Python3 library to ease Aliexpress crawling

These details have not been verified by PyPI

Project links

Homepage

GitHub Statistics

View statistics for this project via Libraries.io, or by using our public dataset on Google BigQuery

Project description

Crawliexpress

Crawliexpress
- Description
- Usage
- API

Description

Allows to fetch various resources from Aliexpress, such as category, text search, product, feedbacks.

It does not use official API nor a headless browser, but parses page source.

Obviously, it is very vulnerable to DOM changes.

Usage

Install

pip install crawliexpress

Item

from crawliexpress import Client

client = Client("https://www.aliexpress.com")
client.get_item("4000505787173")

Feedbacks

from crawliexpress import Client

from pprint import pprint
from time import sleep

client = Client("https://www.aliexpress.com")
item = client.get_item("20000001708485")

page = 1
pages = list()
while True:
    feedback_page = client.get_feedbacks(
        item.product_id,
        item.owner_member_id,
        item.company_id,
        with_picture=True,
        page=page,
    )
    print(feedback_page.page)
    if feedback_page.has_next_page() is False:
        break
    page += 1
    sleep(1)

Search

from crawliexpress import Client

from time import sleep

client = Client(
    "https://www.aliexpress.com",
    # copy it from your browser cookies
    "xxxx",
)

page = 1
while True:
    search_page = client.get_search("akame ga kill", page=page)
    print(search_page.page)
    if search_page.has_next_page() is False:
        break
    page += 1
    sleep(1)

Cookies must be taken from your browser cookies, to avoid captcha and empty results. I usually login then copy as cURL a request made by my browser on a category or a text search. Make sure to remove the Cookie: prefix to keep only cookie values.

API

class crawliexpress.Category(client, category_id, category_name, sort_by='default')

A category

Parameters
- category_id – id of the category, category id of https://www.aliexpress.com/category/205000221/t-shirts.html is 205000220
- category_name – name of the category, category name of https://www.aliexpress.com/category/205000221/t-shirts.html is t-shirts
- sort_by (default: best match total_tranpro_desc: number of orders) – indeed

class crawliexpress.Client(base_url, cookies=None)

Exposes methods to fetch various resources.

Parameters
- base_url – allows to change locale (not sure about this one)
- cookies – must be taken from your browser cookies, to avoid captcha and empty results.
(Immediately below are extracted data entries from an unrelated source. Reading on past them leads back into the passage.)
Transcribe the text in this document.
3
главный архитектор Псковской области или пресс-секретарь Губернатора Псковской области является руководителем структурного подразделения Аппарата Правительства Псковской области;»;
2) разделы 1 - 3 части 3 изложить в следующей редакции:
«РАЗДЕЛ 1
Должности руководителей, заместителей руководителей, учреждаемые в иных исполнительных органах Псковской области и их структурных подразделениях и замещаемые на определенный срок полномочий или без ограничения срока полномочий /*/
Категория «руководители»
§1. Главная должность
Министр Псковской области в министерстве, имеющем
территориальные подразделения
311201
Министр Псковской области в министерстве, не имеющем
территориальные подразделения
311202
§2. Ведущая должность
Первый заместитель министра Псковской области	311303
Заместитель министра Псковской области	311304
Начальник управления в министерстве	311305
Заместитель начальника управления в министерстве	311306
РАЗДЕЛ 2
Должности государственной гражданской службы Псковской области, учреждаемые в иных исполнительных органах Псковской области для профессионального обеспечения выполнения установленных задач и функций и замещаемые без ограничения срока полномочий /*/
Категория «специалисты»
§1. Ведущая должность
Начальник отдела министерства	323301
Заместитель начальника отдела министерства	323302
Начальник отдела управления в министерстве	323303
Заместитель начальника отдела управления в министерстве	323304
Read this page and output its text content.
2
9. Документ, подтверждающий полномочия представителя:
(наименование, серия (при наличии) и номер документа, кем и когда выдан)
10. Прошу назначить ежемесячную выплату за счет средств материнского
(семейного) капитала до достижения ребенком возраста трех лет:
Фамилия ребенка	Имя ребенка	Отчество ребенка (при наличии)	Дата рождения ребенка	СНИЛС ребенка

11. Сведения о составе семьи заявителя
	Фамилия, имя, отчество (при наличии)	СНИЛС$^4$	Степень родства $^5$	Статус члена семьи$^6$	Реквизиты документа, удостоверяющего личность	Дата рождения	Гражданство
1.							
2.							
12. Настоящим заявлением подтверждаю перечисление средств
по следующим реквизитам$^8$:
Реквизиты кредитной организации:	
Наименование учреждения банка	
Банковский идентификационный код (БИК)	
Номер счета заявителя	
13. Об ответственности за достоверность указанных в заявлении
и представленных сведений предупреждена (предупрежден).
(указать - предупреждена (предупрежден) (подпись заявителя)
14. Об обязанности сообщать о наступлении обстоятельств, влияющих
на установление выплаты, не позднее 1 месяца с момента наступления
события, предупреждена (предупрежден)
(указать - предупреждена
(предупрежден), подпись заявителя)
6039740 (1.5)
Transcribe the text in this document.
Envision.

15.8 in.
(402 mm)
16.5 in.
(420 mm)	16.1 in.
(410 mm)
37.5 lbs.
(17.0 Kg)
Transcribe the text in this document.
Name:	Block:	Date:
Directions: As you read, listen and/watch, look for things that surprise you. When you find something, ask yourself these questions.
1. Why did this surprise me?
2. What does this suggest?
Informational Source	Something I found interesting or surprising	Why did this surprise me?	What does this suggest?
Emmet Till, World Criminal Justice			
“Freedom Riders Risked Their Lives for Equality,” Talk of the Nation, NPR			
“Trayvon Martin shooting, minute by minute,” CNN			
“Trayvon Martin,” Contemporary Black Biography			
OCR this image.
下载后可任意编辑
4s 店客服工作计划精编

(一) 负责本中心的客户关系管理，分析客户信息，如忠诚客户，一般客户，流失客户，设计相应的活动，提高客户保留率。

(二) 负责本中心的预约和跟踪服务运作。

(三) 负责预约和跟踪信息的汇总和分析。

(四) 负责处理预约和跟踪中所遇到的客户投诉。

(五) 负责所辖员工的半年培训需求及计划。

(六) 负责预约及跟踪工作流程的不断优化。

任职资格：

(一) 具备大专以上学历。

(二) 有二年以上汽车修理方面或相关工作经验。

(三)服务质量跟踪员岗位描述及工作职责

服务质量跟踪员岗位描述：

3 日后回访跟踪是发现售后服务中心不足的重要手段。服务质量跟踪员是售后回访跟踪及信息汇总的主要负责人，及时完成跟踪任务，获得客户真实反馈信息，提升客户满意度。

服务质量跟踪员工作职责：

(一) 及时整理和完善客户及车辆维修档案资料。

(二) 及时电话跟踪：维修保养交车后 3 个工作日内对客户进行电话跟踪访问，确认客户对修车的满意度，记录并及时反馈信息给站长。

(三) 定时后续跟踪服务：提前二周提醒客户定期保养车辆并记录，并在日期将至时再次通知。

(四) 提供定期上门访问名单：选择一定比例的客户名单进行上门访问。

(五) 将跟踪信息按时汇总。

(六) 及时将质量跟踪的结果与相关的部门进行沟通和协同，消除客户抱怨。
I usually login then copy as cURL a request made by my browser on a category or a text search. Make sure to remove the Cookie: prefix to keep only cookie values.

get_category(category_id, category_name, page=1, sort_by='default')

Fetches a category page

Parameters
- category_id – id of the category, category id of https://www.aliexpress.com/category/205000221/t-shirts.html is 205000220
- category_name – name of the category, category name of https://www.aliexpress.com/category/205000221/t-shirts.html is t-shirts
- page – page number
- sort_by (default: best match total_tranpro_desc: number of orders) – indeed
Returns

a search page
Return type

Crawliexpress.SearchPage
Raises
- CrawliexpressException – if there was an error fetching the dataz
- CrawliexpressCaptchaException – if there is a captcha, make sure to use valid cookies to avoid this

get_feedbacks(product_id, owner_member_id, company_id=None, v=2, member_type='seller', page=1, with_picture=False)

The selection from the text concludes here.